Prefix of temp_index before: default-workspace
Prefix of doc: document-archive
Prefix of doc.revisions after: document-archive

💡 Hardening only applies to empty, unreferenced dbzero containers. Standard Python collections (list, dict) are not managed this way, and containers that already hold data will not be moved.


Linking Objects Across Prefixes

dbzero enforces a strict rule to prevent data entanglement: an object cannot hold a direct, strong reference to an object on a different prefix.
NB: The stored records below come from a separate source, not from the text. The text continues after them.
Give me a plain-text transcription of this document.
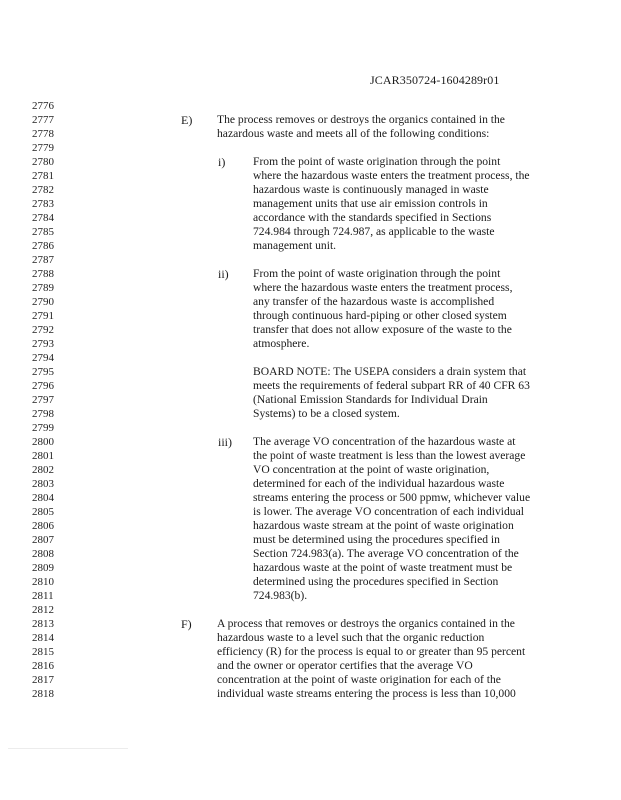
JCAR350724-1604289r01
2776
2777
2778
2779
2780
2781
2782
2783
2784
2785
2786
2787
2788
2789
2790
2791
2792
2793
2794
2795
2796
2797
2798
2799
2800
2801
2802
2803
2804
2805
2806
2807
2808
2809
2810
2811
2812
2813
2814
2815
2816
2817
2818
E) The process removes or destroys the organics contained in the
hazardous waste and meets all of the following conditions:
i) From the point of waste origination through the point
where the hazardous waste enters the treatment process, the
hazardous waste is continuously managed in waste
management units that use air emission controls in
accordance with the standards specified in Sections
724.984 through 724.987, as applicable to the waste
management unit.
ii) From the point of waste origination through the point
where the hazardous waste enters the treatment process,
any transfer of the hazardous waste is accomplished
through continuous hard-piping or other closed system
transfer that does not allow exposure of the waste to the
atmosphere.
BOARD NOTE: The USEPA considers a drain system that
meets the requirements of federal subpart RR of 40 CFR 63
(National Emission Standards for Individual Drain
Systems) to be a closed system.
iii) The average VO concentration of the hazardous waste at
the point of waste treatment is less than the lowest average
VO concentration at the point of waste origination,
determined for each of the individual hazardous waste
streams entering the process or 500 ppmw, whichever value
is lower. The average VO concentration of each individual
hazardous waste stream at the point of waste origination
must be determined using the procedures specified in
Section 724.983(a). The average VO concentration of the
hazardous waste at the point of waste treatment must be
determined using the procedures specified in Section
724.983(b).
F) A process that removes or destroys the organics contained in the
hazardous waste to a level such that the organic reduction
efficiency (R) for the process is equal to or greater than 95 percent
and the owner or operator certifies that the average VO
concentration at the point of waste origination for each of the
individual waste streams entering the process is less than 10,000
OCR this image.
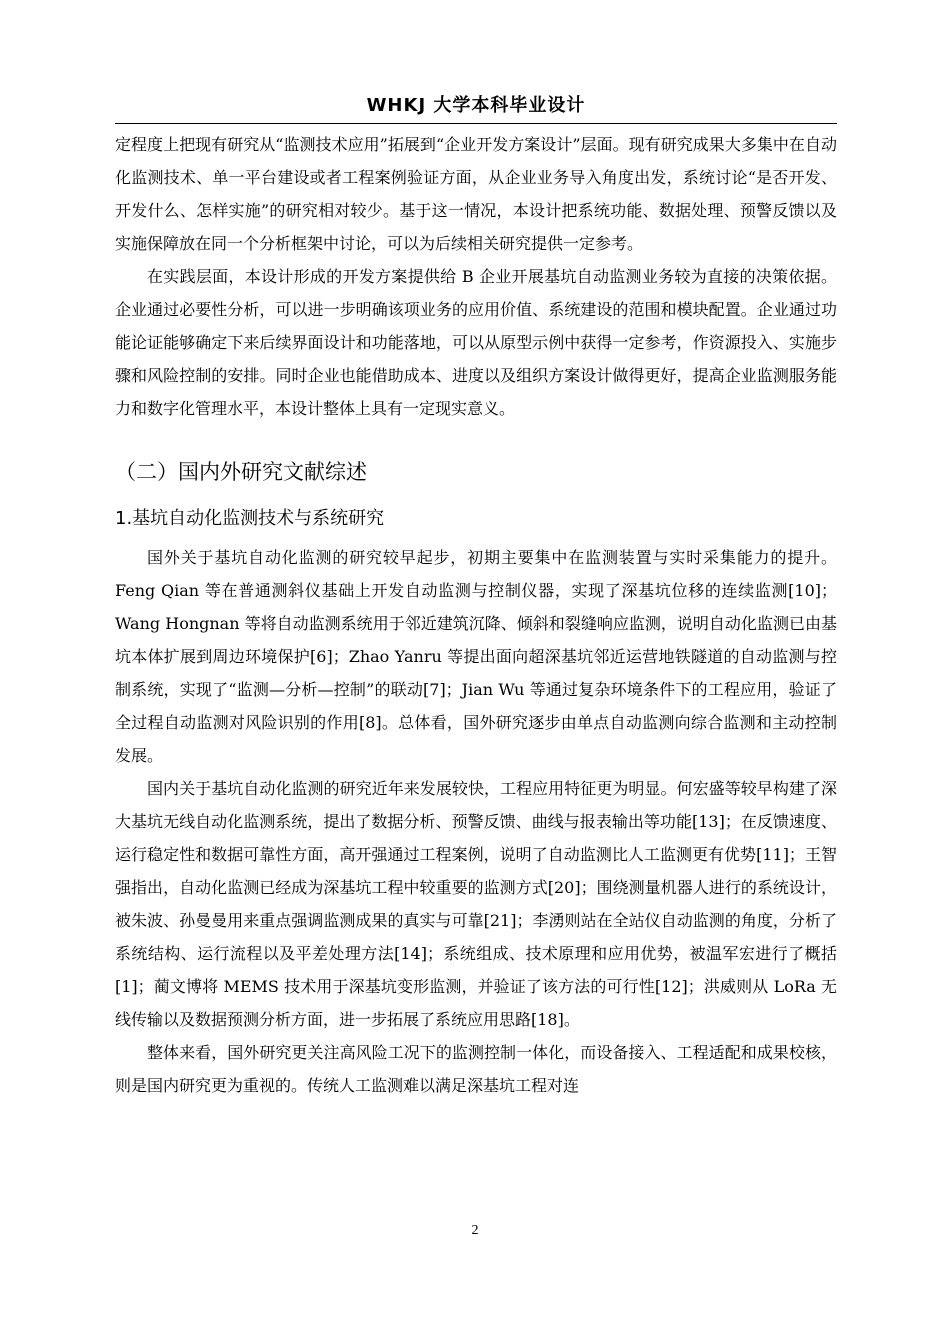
WHKJ 大学本科毕业设计

定程度上把现有研究从“监测技术应用”拓展到“企业开发方案设计”层面。现有研究成果大多集中在自动化监测技术、单一平台建设或者工程案例验证方面，从企业业务导入角度出发，系统讨论“是否开发、开发什么、怎样实施”的研究相对较少。基于这一情况，本设计把系统功能、数据处理、预警反馈以及实施保障放在同一个分析框架中讨论，可以为后续相关研究提供一定参考。

在实践层面，本设计形成的开发方案提供给 B 企业开展基坑自动监测业务较为直接的决策依据。企业通过必要性分析，可以进一步明确该项业务的应用价值、系统建设的范围和模块配置。企业通过功能论证能够确定下来后续界面设计和功能落地，可以从原型示例中获得一定参考，作资源投入、实施步骤和风险控制的安排。同时企业也能借助成本、进度以及组织方案设计做得更好，提高企业监测服务能力和数字化管理水平，本设计整体上具有一定现实意义。

（二）国内外研究文献综述
1.基坑自动化监测技术与系统研究

国外关于基坑自动化监测的研究较早起步，初期主要集中在监测装置与实时采集能力的提升。Feng Qian 等在普通测斜仪基础上开发自动监测与控制仪器，实现了深基坑位移的连续监测[10]；Wang Hongnan 等将自动监测系统用于邻近建筑沉降、倾斜和裂缝响应监测，说明自动化监测已由基坑本体扩展到周边环境保护[6]；Zhao Yanru 等提出面向超深基坑邻近运营地铁隧道的自动监测与控制系统，实现了“监测—分析—控制”的联动[7]；Jian Wu 等通过复杂环境条件下的工程应用，验证了全过程自动监测对风险识别的作用[8]。总体看，国外研究逐步由单点自动监测向综合监测和主动控制发展。

国内关于基坑自动化监测的研究近年来发展较快，工程应用特征更为明显。何宏盛等较早构建了深大基坑无线自动化监测系统，提出了数据分析、预警反馈、曲线与报表输出等功能[13]；在反馈速度、运行稳定性和数据可靠性方面，高开强通过工程案例，说明了自动监测比人工监测更有优势[11]；王智强指出，自动化监测已经成为深基坑工程中较重要的监测方式[20]；围绕测量机器人进行的系统设计，被朱波、孙曼曼用来重点强调监测成果的真实与可靠[21]；李湧则站在全站仪自动监测的角度，分析了系统结构、运行流程以及平差处理方法[14]；系统组成、技术原理和应用优势，被温军宏进行了概括[1]；蔺文博将 MEMS 技术用于深基坑变形监测，并验证了该方法的可行性[12]；洪威则从 LoRa 无线传输以及数据预测分析方面，进一步拓展了系统应用思路[18]。

整体来看，国外研究更关注高风险工况下的监测控制一体化，而设备接入、工程适配和成果校核，则是国内研究更为重视的。传统人工监测难以满足深基坑工程对连

2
A strong reference would imply ownership and affect the lifecycle (reference counting) of the foreign object, which is not allowed.

🚫

Attempting to store a direct reference to an object from a different prefix will raise an exception.

The Solution: dbzero.weak_proxy()

To link objects across different prefixes, you must use a weak reference. dbzero provides dbzero.weak_proxy() for this purpose.

A weak proxy acts as a stand-in for the real object but with one crucial difference: it does not increment the target object's reference count.

# Assume user is on "users-prefix" and document is on "docs-prefix"
user = User(name="John Doe", prefix="users-prefix")
doc = Document(title="Contract", prefix="docs-prefix")
 
# This would FAIL:
# doc.author = user  # Raises an exception!
 
# This is the correct way:
doc.author = db0.weak_proxy(user)
 
# The proxy is transparent; you can access attributes through it
print(doc.author.name) # Outputs: "John Doe"
 
# The reference count of the user object is not affected
print(db0.getrefcount(user)) # Stays the same

Expired References

If the original object is deleted, the weak proxy becomes expired. Accessing an expired proxy's attributes will raise a dbzero.ReferenceError. You can check if a proxy is expired before using it with dbzero.expired().

doc.author = db0.weak_proxy(user)
 
# Now, let's delete the user
del user
db0.commit()
 
# Check the status of the proxy
print(db0.expired(doc.author)) # Outputs: True
 
# This would now raise an error:
# print(doc.author.name) # db0.ReferenceError
 
# You can still retrieve the UUID of the object the proxy once pointed to
uuid_of_deleted_user = db0.uuid(doc.author)

Weak proxies are the essential tool for creating relationships and graphs between objects that live in different logical data partitions, giving you the power to build complex, interconnected applications while maintaining clear data boundaries.